NVIDIAGameWorks / NRI

Low-level abstract render interface
MIT License
217 stars 25 forks source link

Sparse texture support #26

Open vertver opened 9 months ago

vertver commented 9 months ago

So, as an addition to #24 thread, I'll add that D3D11 also supports sparse (or tiled) textures, and all of the D3D12/Vulkan GPUs already support them (more info). So, maybe we don't need an extension for this?

dzhdanNV commented 9 months ago

Despite that all GAPIs expose tiled textures, I would prefer to start with a separate extension. IMO, it would be easier to discuss and progress. There is a big chance that it will have gone into core by the time of the release. IMO, tiled resources are tricky:

While I'm learning specs, I would be happy to see a draft proposal in any form :)

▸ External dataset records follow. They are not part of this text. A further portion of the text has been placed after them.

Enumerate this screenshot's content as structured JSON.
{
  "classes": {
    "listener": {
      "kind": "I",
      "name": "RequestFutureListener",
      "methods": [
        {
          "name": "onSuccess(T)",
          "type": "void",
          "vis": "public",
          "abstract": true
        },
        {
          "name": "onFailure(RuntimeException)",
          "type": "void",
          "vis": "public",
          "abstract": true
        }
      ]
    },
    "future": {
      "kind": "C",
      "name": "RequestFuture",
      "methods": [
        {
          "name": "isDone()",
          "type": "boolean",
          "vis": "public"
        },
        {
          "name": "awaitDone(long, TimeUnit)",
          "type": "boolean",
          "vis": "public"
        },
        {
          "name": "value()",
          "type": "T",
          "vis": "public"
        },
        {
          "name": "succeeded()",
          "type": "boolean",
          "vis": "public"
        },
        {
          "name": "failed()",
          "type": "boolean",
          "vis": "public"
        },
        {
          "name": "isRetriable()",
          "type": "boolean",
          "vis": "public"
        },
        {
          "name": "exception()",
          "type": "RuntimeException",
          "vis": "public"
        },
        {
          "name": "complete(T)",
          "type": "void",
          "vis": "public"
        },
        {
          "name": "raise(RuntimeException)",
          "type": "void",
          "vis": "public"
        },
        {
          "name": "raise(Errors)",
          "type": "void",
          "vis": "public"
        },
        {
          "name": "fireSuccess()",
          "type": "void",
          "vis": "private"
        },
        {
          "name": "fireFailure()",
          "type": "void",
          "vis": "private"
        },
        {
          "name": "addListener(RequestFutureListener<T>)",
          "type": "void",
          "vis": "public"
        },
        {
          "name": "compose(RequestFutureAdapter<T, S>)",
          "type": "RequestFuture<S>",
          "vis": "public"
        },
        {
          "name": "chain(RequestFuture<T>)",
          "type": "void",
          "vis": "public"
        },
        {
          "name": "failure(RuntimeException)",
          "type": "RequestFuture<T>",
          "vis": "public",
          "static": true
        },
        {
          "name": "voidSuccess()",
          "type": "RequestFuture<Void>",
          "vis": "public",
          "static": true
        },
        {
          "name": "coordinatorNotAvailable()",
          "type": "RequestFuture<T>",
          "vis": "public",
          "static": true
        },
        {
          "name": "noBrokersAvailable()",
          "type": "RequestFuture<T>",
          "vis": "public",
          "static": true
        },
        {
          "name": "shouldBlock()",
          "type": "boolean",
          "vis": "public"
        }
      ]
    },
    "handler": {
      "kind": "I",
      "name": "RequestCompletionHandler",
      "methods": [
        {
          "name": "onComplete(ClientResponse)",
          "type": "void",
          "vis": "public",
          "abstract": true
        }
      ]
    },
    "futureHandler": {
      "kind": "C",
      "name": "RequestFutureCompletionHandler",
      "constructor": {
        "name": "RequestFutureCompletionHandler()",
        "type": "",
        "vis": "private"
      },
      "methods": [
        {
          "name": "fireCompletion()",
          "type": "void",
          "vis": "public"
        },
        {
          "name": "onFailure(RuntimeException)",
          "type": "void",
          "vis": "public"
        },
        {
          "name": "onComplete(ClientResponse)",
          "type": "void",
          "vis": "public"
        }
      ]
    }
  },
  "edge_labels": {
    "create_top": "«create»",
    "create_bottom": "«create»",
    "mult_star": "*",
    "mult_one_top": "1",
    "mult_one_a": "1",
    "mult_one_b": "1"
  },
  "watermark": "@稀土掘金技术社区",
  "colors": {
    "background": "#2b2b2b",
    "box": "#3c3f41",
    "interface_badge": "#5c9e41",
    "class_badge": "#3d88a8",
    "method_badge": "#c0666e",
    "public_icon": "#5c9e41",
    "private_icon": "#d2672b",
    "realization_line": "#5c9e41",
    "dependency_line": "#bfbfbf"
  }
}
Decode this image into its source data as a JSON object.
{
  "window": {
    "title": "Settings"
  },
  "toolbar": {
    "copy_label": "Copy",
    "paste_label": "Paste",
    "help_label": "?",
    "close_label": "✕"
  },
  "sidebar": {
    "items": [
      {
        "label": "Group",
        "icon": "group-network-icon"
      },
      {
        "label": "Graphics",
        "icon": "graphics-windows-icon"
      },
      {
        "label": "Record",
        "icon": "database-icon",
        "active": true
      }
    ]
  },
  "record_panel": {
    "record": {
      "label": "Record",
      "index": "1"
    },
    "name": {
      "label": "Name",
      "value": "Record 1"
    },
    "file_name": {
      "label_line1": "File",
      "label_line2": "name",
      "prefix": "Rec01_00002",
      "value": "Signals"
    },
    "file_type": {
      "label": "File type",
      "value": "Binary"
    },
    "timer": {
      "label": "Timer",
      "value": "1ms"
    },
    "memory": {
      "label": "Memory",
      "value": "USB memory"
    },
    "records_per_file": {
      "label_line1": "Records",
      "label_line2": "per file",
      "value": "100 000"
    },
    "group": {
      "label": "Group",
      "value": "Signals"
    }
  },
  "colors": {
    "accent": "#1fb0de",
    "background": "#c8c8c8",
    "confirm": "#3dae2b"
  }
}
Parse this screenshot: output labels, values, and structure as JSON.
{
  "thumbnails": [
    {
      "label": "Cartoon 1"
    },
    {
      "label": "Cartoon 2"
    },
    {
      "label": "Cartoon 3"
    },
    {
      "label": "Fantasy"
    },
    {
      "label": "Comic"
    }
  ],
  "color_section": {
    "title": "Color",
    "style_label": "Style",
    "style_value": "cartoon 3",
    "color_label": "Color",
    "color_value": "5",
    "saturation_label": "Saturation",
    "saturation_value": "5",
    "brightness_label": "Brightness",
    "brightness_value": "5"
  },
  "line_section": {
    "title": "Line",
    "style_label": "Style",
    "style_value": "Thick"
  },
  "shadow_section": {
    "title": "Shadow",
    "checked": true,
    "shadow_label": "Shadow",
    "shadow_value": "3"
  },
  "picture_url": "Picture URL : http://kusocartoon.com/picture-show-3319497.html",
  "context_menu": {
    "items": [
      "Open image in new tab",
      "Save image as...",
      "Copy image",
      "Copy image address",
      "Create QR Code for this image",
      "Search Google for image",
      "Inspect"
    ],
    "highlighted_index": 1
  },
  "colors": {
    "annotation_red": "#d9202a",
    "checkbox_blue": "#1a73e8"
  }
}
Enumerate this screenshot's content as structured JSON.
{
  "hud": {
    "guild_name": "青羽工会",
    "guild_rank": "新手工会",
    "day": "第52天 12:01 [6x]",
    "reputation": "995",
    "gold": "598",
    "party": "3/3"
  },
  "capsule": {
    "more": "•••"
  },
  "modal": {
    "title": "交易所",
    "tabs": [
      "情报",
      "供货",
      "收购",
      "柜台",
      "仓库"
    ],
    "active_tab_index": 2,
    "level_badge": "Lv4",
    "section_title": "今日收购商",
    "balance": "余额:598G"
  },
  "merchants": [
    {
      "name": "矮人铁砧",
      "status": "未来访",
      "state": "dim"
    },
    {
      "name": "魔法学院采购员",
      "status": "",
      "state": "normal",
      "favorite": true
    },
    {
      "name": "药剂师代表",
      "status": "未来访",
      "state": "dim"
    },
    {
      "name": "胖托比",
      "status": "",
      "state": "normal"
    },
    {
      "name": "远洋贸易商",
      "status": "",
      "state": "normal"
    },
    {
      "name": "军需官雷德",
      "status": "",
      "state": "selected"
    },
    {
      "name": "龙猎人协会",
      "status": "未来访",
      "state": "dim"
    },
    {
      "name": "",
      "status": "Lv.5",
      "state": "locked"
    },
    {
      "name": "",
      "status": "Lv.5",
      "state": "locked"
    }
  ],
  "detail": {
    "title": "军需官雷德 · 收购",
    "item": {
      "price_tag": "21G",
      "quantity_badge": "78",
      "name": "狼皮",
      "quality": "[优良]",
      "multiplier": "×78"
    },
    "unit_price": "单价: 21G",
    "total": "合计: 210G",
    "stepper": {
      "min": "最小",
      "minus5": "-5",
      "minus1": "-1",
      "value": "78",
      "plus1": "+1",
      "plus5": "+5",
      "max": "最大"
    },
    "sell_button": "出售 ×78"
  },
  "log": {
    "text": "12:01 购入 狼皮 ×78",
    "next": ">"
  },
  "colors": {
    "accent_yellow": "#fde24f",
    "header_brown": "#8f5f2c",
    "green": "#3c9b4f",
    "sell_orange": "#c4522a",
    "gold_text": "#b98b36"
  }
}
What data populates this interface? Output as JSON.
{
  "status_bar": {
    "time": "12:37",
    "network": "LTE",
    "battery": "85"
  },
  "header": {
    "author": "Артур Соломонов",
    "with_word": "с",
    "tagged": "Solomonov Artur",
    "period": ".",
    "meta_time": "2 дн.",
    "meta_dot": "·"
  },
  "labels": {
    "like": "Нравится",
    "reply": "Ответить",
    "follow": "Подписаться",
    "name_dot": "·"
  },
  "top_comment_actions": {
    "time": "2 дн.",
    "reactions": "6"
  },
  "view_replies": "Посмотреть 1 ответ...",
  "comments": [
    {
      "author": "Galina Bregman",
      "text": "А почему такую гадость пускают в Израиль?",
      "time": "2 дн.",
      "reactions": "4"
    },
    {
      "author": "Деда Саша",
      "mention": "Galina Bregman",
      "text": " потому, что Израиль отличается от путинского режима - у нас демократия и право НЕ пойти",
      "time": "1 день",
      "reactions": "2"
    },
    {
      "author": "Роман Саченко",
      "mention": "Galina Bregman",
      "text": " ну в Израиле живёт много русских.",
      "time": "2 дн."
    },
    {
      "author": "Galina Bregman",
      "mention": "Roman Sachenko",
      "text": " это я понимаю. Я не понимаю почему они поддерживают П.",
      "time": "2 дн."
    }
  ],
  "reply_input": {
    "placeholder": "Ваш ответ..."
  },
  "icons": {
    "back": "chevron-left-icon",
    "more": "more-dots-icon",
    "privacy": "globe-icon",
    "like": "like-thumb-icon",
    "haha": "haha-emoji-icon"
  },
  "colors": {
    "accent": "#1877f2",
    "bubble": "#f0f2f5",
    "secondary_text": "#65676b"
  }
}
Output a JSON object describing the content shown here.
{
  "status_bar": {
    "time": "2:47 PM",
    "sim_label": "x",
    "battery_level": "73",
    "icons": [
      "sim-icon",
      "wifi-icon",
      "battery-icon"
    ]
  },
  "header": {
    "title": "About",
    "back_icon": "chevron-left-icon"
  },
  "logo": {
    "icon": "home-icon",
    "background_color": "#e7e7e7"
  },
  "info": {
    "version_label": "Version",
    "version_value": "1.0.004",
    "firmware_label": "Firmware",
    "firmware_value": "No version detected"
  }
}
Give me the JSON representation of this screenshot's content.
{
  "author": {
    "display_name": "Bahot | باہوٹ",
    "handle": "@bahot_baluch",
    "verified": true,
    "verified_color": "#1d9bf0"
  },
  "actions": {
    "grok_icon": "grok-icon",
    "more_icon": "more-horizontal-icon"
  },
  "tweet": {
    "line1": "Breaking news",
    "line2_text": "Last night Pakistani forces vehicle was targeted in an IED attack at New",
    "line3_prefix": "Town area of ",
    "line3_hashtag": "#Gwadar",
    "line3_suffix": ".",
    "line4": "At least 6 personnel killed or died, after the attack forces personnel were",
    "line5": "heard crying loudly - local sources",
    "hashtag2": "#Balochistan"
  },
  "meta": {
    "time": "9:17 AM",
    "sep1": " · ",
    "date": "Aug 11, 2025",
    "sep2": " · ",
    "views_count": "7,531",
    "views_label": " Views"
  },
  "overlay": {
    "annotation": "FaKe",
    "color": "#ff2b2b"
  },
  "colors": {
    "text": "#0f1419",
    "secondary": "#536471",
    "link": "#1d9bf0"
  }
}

vertver commented 9 months ago

I thought a little longer and looked into the API for working with tiles, and what can I say:

  1. It will take too much effort to unify the work with tile and regular resources (and it will not be possible not to unify them because of API problems, the resource must be accessed as a regular resource). I thought about solving the problem through an additional allocator, but I think a total change of approach to working with resources is needed here

  2. The differences between D3D11 and D3D12 in this case are quite big. Since D3D11 does not directly access GPU memory, it is necessary to create a separate tile pool, which works as a separate memory.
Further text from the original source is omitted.